日本でフィレンツェ・ドゥオーモの落書きが大きな話題になっているらしいですね。
僕も日本で報道されていたのは知っていたのですが、あまりにも「報道」が低レベルなのでブログには書かないでおきました。
はっきり言うと、落書きで停学にするとか、監督を解任するとか、やりすぎです。
日本人はものごとの重みのバランスが取れていないと思います。落書きは浅はかな行為ですが、口頭注意で十分です。
イタリア人の友達もこう言います。
「日本人は最も行儀のいい旅行者だよ。見てごらん、いたるところに落書きがあるから。そのほとんどが欧米人旅行者とイタリア人の落書きだ。
日本人の礼儀正しさは尊敬に値する、でも、自分たちに厳しすぎるなぁ・・・」
数年前にフィレンツェのシニョリア広場にあるネプチューン像が、イタリア人の若者によってダメージを受けました。深夜、酔っぱらった二人組が像によじ登り、大理石像の右手を壊してしまったのです。防犯カメラの映像からすぐに犯人が割り出されたのですが、その時に一部のイタリア人から
「公共の物、町の遺産を壊したのだから禁固刑にして厳重に処罰するべき」
という声があがりました。
もちろん多くの人は反対。形あるものは壊れる、酌量の余地をあたえ、若者たちの今後に期待しようではないか・・・と。

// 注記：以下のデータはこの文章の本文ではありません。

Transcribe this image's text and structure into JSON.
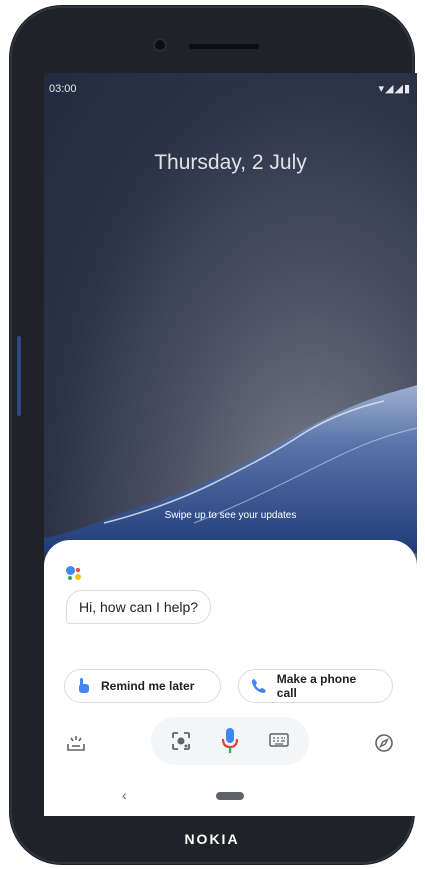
{
  "status_bar": {
    "time": "03:00",
    "icons": "▾◢◢▮"
  },
  "lock_screen": {
    "date": "Thursday, 2 July",
    "swipe_hint": "Swipe up to see your updates"
  },
  "assistant": {
    "greeting": "Hi, how can I help?",
    "suggestions": [
      {
        "label": "Remind me later",
        "icon": "hand-pointer-icon"
      },
      {
        "label": "Make a phone call",
        "icon": "phone-icon"
      }
    ],
    "tray": {
      "left_icon": "updates-icon",
      "center_icons": [
        "lens-icon",
        "microphone-icon",
        "keyboard-icon"
      ],
      "right_icon": "compass-icon"
    }
  },
  "navigation": {
    "back_symbol": "‹"
  },
  "device": {
    "brand": "NOKIA"
  },
  "colors": {
    "google_blue": "#4285f4",
    "google_red": "#ea4335",
    "google_yellow": "#fbbc05",
    "google_green": "#34a853"
  }
}
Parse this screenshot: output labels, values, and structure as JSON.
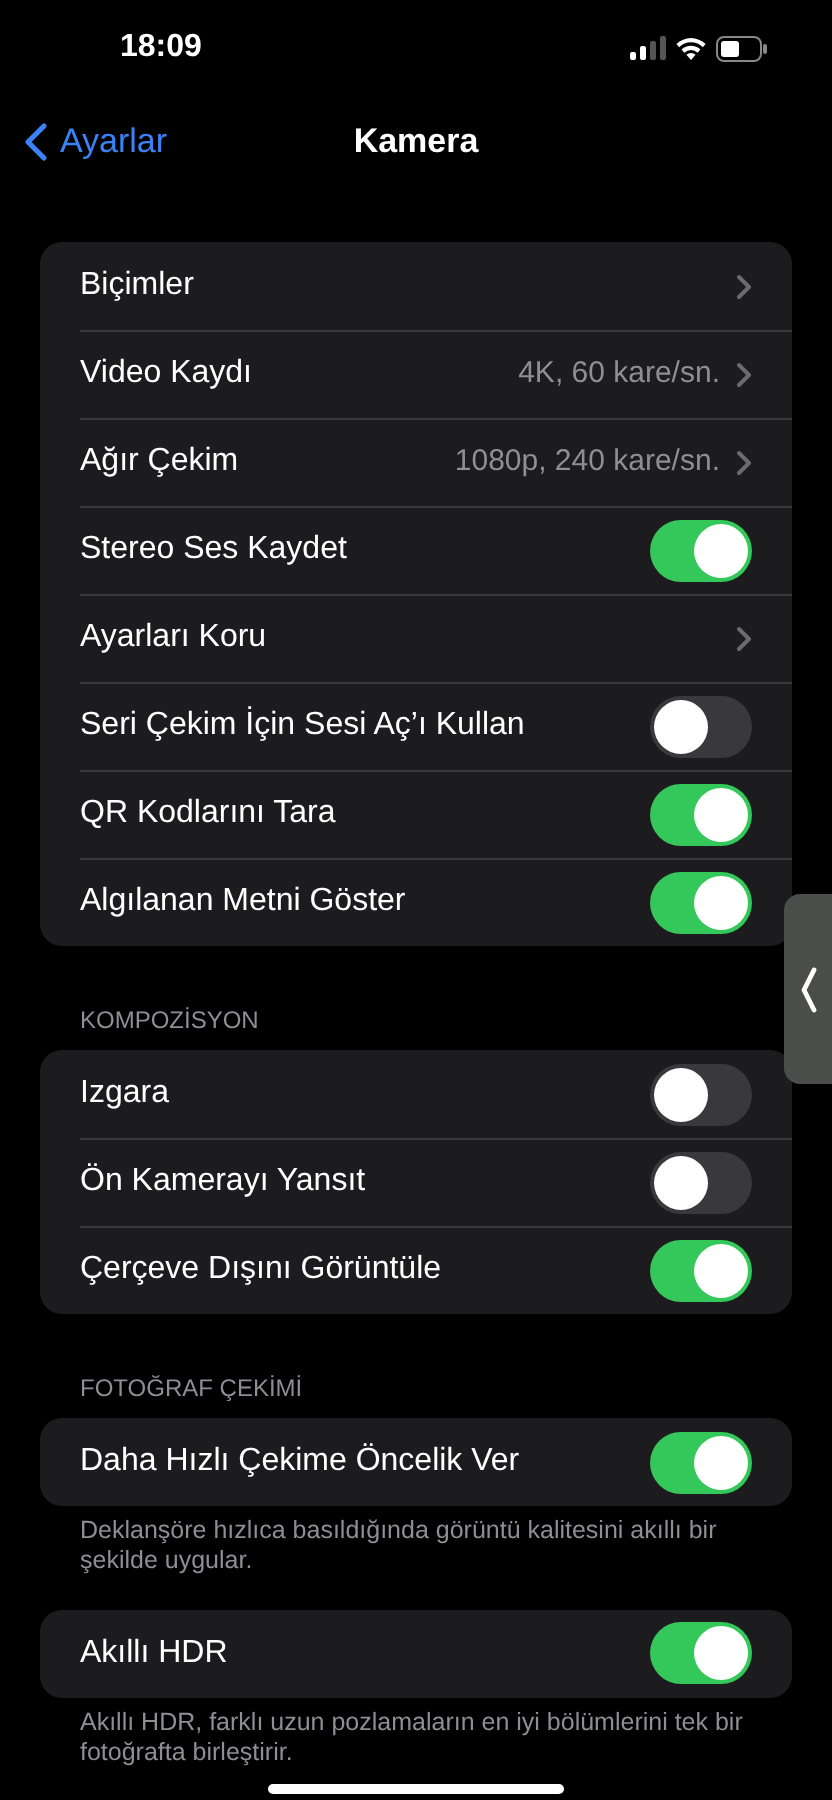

日本人は少なくともイタリアにおいて最も行儀がよく、礼儀正しく、そして素直です。カフェを飲んで「グラツィエ」、ゴミをゴミ箱に捨てる、列にきちんと並ぶ、美術館では大声で話さない、当たり前のことですが、できない旅行者がいかに多いか・・・つい先日、もっとも優良な旅行者に日本人が選ばれたのが理解できます。
過剰な報道に流されず、自身の尺度をもって世の中を見れるようになりたいものです。僕も日頃から、物事をよく考え、人の意見に耳を傾け、自分の中の基準を作れるよう少しずつ努力しています。ハイ。